Aktivis-Indonesia.Co.Id. | Kabupaten Tangerang – Lembaga Aliansi Indonesia (LAI) Provinsi Banten secara resmi melaporkan dugaan penyalahgunaan anggaran Bahan Bakar Minyak (BBM) pada salah satu Unit Pelaksana Teknis (UPT) di lingkungan Dinas Lingkungan Hidup dan Kebersihan (DLHK) Pemerintah Kabupaten Tangerang kepada pihak Kejaksaan Negeri (Kejari) Kabupaten Tangerang, Pada Hari Kamis (12/03/2026).
Ketua LAI Banten, Nursidik Badawi menyampaikan, bahwa laporan tersebut berkaitan dengan dugaan praktik korupsi pada anggaran operasional BBM kendaraan dinas tahun anggaran 2024. Dugaan tersebut mengarah pada adanya manipulasi laporan keuangan pembelian BBM yang diduga melibatkan pihak SPBU di wilayah Kabupaten Tangerang.

“Dari hasil penelusuran awal yang kami lakukan, terdapat indikasi manipulasi laporan pembelian BBM secara sistematis. Dugaan kerugian keuangan daerah dalam kasus ini diperkirakan mencapai sekitar Rp1,8 miliar lebih,” terang Nursidik.
Ia menjelaskan bahwa modus yang diduga terjadi adalah pembuatan laporan pembelian BBM yang tidak sesuai dengan kondisi sebenarnya. Dalam praktik tersebut, diduga terdapat laporan pembelian BBM yang bersifat fiktif.

Menurutnya, dana yang telah dicairkan dari laporan pembelian tersebut diduga kemudian dikembalikan dalam bentuk uang kepada sejumlah oknum yang terlibat.
Selain itu, LAI juga menemukan indikasi adanya pembuatan nota atau bukti transaksi yang tidak mencerminkan transaksi sebenarnya guna mencairkan anggaran operasional BBM kendaraan dinas. Praktik tersebut diduga dilakukan agar proses pencairan anggaran tetap dapat dilakukan meskipun penggunaan anggaran riil telah melampaui batas atau tidak sesuai dengan kebutuhan operasional.

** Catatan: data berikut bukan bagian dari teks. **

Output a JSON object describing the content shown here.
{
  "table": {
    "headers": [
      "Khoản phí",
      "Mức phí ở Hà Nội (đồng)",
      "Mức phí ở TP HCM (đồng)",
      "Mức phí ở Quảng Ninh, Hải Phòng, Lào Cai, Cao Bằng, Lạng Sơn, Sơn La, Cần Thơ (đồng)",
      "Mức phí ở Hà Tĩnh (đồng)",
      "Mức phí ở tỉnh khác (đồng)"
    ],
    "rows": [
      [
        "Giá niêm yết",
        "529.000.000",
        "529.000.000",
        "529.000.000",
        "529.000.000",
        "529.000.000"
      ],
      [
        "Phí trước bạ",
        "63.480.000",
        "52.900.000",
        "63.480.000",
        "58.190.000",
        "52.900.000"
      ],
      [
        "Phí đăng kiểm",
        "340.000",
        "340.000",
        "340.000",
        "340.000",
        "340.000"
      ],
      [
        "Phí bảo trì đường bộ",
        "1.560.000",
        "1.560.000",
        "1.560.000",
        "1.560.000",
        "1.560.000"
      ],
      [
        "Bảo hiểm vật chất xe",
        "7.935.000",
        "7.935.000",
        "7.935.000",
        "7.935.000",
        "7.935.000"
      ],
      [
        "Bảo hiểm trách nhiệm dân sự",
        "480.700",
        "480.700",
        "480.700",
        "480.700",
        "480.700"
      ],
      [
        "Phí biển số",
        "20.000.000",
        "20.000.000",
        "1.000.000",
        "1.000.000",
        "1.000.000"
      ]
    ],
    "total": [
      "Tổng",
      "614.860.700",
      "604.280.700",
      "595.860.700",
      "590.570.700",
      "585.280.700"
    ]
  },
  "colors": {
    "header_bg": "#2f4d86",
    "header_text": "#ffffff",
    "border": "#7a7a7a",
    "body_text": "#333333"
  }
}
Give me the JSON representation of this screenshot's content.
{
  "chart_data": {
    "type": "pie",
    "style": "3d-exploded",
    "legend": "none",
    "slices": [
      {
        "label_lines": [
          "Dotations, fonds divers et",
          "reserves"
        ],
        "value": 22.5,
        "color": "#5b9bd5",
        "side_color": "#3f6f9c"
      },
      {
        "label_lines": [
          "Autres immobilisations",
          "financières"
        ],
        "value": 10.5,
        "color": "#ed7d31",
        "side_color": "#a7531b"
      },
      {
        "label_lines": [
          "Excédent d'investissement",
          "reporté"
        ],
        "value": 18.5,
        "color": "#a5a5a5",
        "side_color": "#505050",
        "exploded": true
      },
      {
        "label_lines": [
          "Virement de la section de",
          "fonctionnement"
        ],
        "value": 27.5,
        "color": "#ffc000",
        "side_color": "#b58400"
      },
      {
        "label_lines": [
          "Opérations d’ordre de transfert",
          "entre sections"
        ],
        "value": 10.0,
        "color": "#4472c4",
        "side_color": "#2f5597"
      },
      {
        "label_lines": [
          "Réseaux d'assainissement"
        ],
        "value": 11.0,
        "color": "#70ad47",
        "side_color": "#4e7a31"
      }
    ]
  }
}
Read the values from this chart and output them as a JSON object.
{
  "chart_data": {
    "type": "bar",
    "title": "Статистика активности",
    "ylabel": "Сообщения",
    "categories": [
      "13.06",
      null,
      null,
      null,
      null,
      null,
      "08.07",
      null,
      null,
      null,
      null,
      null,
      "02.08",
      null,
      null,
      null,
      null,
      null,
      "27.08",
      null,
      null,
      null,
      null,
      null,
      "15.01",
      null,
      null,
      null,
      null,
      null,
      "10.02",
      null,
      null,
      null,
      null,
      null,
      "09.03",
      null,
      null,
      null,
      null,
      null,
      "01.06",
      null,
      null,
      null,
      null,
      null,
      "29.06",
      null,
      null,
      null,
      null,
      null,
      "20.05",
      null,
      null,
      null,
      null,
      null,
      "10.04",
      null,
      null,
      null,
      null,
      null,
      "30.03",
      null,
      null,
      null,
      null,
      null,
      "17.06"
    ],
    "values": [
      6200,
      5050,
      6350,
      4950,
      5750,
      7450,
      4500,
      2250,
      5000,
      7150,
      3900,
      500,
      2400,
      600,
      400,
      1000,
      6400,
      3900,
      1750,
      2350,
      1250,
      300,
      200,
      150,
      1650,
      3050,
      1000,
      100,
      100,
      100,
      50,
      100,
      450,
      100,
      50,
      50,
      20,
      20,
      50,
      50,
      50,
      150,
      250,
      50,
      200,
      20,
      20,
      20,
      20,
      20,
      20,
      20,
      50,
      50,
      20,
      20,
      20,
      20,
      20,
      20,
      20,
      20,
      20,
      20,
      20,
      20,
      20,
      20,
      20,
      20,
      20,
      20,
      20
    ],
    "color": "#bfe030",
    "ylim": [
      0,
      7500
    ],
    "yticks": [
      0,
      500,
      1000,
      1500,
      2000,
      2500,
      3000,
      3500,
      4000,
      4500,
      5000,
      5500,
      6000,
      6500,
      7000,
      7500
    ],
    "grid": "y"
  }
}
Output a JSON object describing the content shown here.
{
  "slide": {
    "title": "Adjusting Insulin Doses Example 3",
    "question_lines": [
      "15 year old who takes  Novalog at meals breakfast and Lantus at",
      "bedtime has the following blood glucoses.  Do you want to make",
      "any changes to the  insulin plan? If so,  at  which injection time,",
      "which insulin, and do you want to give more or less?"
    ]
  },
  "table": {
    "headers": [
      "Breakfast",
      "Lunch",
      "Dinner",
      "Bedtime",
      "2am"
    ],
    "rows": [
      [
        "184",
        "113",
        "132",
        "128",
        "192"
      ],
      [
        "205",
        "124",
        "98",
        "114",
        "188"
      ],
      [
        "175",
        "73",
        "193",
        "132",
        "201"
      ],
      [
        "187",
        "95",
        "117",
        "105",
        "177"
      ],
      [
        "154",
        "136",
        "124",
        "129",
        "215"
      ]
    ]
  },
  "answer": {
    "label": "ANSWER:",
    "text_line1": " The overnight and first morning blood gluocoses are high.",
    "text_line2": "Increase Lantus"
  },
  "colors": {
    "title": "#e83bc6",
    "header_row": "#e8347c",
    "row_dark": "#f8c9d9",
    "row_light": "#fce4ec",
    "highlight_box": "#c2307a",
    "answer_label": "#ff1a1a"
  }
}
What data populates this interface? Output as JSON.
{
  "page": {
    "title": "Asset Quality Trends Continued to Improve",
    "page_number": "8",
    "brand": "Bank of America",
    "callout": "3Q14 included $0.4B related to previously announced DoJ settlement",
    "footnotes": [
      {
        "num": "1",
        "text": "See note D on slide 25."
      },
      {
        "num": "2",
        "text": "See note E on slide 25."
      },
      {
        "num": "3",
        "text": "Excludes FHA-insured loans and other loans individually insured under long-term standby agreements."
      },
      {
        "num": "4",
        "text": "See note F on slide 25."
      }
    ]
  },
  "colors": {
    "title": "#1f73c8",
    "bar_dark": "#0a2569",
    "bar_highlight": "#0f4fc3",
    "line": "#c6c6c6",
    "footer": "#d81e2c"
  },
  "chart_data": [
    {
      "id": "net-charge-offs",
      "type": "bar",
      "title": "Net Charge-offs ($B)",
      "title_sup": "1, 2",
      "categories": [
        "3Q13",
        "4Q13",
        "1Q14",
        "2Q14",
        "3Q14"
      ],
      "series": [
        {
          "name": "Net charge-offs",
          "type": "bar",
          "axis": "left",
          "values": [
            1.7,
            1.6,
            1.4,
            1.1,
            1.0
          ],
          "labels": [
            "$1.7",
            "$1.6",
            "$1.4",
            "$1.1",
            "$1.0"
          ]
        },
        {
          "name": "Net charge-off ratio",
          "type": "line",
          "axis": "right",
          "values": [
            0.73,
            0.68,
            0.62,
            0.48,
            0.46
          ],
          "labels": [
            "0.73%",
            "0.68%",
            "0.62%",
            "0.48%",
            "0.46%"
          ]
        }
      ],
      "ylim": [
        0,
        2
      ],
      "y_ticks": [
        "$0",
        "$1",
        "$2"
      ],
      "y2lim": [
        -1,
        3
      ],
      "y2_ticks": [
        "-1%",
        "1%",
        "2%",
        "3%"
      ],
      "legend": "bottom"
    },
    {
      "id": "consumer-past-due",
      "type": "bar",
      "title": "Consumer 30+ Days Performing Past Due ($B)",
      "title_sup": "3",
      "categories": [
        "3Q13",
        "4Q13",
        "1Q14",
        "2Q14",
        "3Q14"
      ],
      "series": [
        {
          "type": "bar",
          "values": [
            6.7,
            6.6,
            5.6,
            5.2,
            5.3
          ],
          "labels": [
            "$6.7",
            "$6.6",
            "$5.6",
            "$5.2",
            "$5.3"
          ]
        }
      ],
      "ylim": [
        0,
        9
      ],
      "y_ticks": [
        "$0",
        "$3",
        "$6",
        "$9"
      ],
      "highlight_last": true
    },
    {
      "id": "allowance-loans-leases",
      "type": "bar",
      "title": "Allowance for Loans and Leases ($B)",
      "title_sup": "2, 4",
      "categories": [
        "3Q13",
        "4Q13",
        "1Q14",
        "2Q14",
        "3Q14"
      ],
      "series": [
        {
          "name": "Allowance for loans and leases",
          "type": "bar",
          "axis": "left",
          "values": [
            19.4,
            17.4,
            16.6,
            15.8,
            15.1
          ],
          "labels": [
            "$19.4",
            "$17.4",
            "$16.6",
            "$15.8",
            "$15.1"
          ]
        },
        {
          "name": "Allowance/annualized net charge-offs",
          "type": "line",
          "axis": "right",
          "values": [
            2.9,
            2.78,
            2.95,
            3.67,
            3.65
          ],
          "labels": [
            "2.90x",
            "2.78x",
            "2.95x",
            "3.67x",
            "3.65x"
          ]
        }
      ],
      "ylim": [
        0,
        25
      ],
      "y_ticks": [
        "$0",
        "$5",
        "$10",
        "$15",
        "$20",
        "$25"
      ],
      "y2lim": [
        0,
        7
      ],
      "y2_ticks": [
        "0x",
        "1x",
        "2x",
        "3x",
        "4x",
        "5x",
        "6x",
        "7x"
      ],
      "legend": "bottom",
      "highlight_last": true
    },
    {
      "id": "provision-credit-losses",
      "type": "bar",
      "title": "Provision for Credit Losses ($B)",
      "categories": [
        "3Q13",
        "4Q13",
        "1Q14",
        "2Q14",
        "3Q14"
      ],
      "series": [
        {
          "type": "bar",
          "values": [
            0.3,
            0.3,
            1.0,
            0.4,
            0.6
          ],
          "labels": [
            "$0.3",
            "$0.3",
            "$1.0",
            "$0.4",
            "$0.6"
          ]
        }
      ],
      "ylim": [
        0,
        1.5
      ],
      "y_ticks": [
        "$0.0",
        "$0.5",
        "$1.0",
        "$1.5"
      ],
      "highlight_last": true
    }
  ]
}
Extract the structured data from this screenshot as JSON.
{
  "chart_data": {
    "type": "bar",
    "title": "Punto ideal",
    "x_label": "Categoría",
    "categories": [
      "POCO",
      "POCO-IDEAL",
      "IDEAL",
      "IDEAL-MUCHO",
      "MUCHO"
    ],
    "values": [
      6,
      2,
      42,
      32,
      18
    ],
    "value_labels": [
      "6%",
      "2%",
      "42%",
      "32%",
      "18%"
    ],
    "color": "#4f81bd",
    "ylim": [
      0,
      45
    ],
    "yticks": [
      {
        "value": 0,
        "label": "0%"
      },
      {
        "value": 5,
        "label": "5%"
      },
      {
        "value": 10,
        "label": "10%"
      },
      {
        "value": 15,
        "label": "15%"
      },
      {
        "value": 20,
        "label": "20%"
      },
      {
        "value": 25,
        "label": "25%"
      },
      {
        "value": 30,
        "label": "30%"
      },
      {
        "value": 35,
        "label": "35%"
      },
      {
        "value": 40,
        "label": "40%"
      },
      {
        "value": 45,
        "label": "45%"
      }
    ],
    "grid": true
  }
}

Menanggapi laporan tersebut, Ketua BP2 Tipikor, Agustinus Petrus Gultom, menyampaikan bahwa dugaan kasus ini mengindikasikan adanya kemungkinan persekongkolan antara oknum pejabat di UPT dengan pihak SPBU.
“Dugaan korupsi BBM di satuan kerja di jajaran Pemkab Tangerang bukan hanya berpotensi terjadi di satu UPT saja. Kami menilai perlu adanya penelusuran lebih lanjut karena indikasinya bisa terjadi di beberapa satuan kerja lainnya,” ujar Agus Gultom, sapaan akrabnya.

Ia juga meminta Aparat Penegak Hukum (APH) untuk segera melakukan penyelidikan secara menyeluruh terhadap dugaan penyimpangan tersebut.
“Kami berharap pihak penegak hukum dapat menelusuri permasalahan ini secara serius, karena jika benar terjadi maka tentu sangat merugikan keuangan daerah dalam jumlah besar,” pungkasnya.